Our pirate tip: Go to your local hiking/outdoor sporting store to make sure your rucksack is properly adjusted.
What clothing to bring on a hiking trip
Another important aspect of any hiking holiday is proper clothing. Of course, what you need depends largely on the season and the destination but there are still a few basic rules. When hiking, you dress in three layers: the base layer, the mid-layer and the outer layer. The better these layers are coordinated, the safer you will be for all weather conditions.
- Base layer: Merino t-shirts are best suited for the lowest layer of clothing. Unlike cotton, Merino stays warm even when the material gets wet. Even sport t-shirts are possible, but those who are travelling for several days should note that synthetic fibre begins to smell faster than Merino wool.
- Mid-layer: Optimal are fleece jackets with zips, so you can open and as close as needed
- Outer layer: Whether you don a windbreaker or a rain jacket depends on the season and the climate. Bring a third layer regardless, as the weather can always change unexpectantly.
What are the best shoes for a hiking holiday?
The most important thing to consider when hiking is footwear. The shoes should at the very least be worn in. With new shoes you get sore easily, and once you get blisters the fun of hiking is over. Even sneakers are suitable for easy hikes on even terrain—the more difficult and rocky the terrain, the more sturdy the shoes should be. Ankle-high hiking boots are the best protection against sprains and ankle injuries.
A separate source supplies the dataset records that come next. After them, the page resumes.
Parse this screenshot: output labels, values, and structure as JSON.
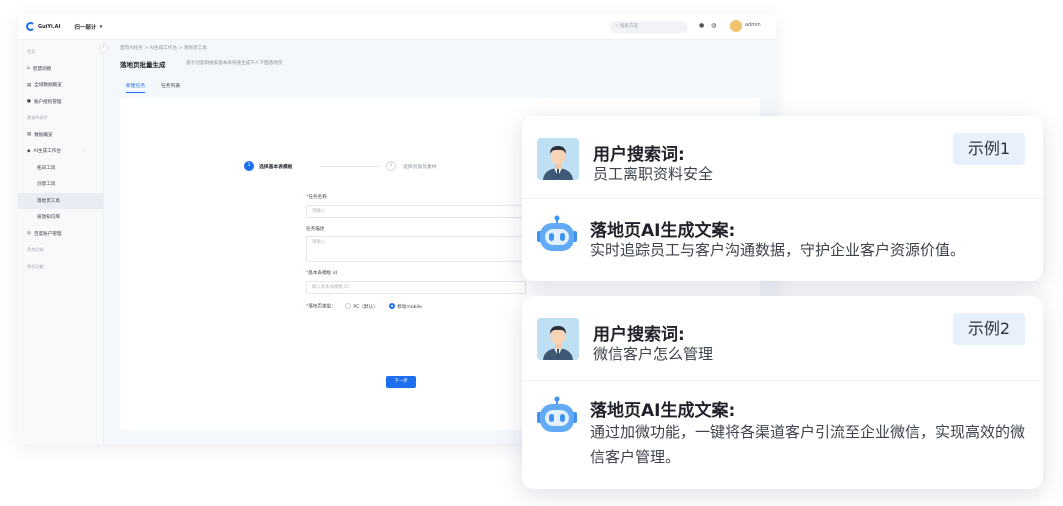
{
  "app": {
    "logo_text": "GuiYi.AI",
    "workspace": "归一部计",
    "search_placeholder": "搜索方案",
    "user": "admin",
    "breadcrumb": "首页AI任务 > AI生成工作台 > 落地页工具",
    "page_title": "落地页批量生成",
    "page_subtitle": "基于创意和搜索基本表快速生成千人千面落地页",
    "tabs": [
      {
        "label": "新建任务",
        "active": true
      },
      {
        "label": "任务列表",
        "active": false
      }
    ],
    "sidebar": {
      "items": [
        {
          "label": "首页",
          "type": "group"
        },
        {
          "label": "智慧洞察",
          "icon": "⌂",
          "type": "item"
        },
        {
          "label": "全域数据概览",
          "icon": "▤",
          "type": "item"
        },
        {
          "label": "账户授权管理",
          "icon": "●",
          "type": "item"
        },
        {
          "label": "营销AI助手",
          "type": "group"
        },
        {
          "label": "数据概览",
          "icon": "▤",
          "type": "item"
        },
        {
          "label": "AI生成工作台",
          "icon": "◆",
          "type": "item",
          "expanded": true
        },
        {
          "label": "拓词工具",
          "type": "sub"
        },
        {
          "label": "创意工具",
          "type": "sub"
        },
        {
          "label": "落地页工具",
          "type": "sub",
          "active": true
        },
        {
          "label": "投放知识库",
          "type": "sub"
        },
        {
          "label": "百度账户管理",
          "icon": "◎",
          "type": "item"
        },
        {
          "label": "系统功能",
          "type": "group"
        },
        {
          "label": "更多功能",
          "type": "group"
        }
      ]
    },
    "steps": [
      {
        "num": "1",
        "label": "选择基本表模板",
        "active": true
      },
      {
        "num": "2",
        "label": "选择创意及素材",
        "active": false
      }
    ],
    "form": {
      "task_name_label": "任务名称",
      "task_name_placeholder": "请输入",
      "task_desc_label": "任务描述",
      "task_desc_placeholder": "请输入",
      "template_label": "基本表模板 id",
      "template_placeholder": "输入基本表模板 ID",
      "type_label": "落地页类型：",
      "type_options": [
        "PC（默认）",
        "移动mobile"
      ],
      "next_button": "下一步"
    }
  },
  "examples": [
    {
      "query_label": "用户搜索词:",
      "query": "员工离职资料安全",
      "badge": "示例1",
      "answer_label": "落地页AI生成文案:",
      "answer": "实时追踪员工与客户沟通数据，守护企业客户资源价值。"
    },
    {
      "query_label": "用户搜索词:",
      "query": "微信客户怎么管理",
      "badge": "示例2",
      "answer_label": "落地页AI生成文案:",
      "answer": "通过加微功能，一键将各渠道客户引流至企业微信，实现高效的微信客户管理。"
    }
  ]
}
Our pirate tip: Always buy hiking boots one size large! When we walk for a long time, our feet swell a bit, so a normal-sized shoe can quickly become too tight. In addition, hiking socks are thicker than regular socks, because they are reinforced in the "problem areas" and provide additional protection against bruises. Therefore, it is best to try hiking boots on with the appropriate socks.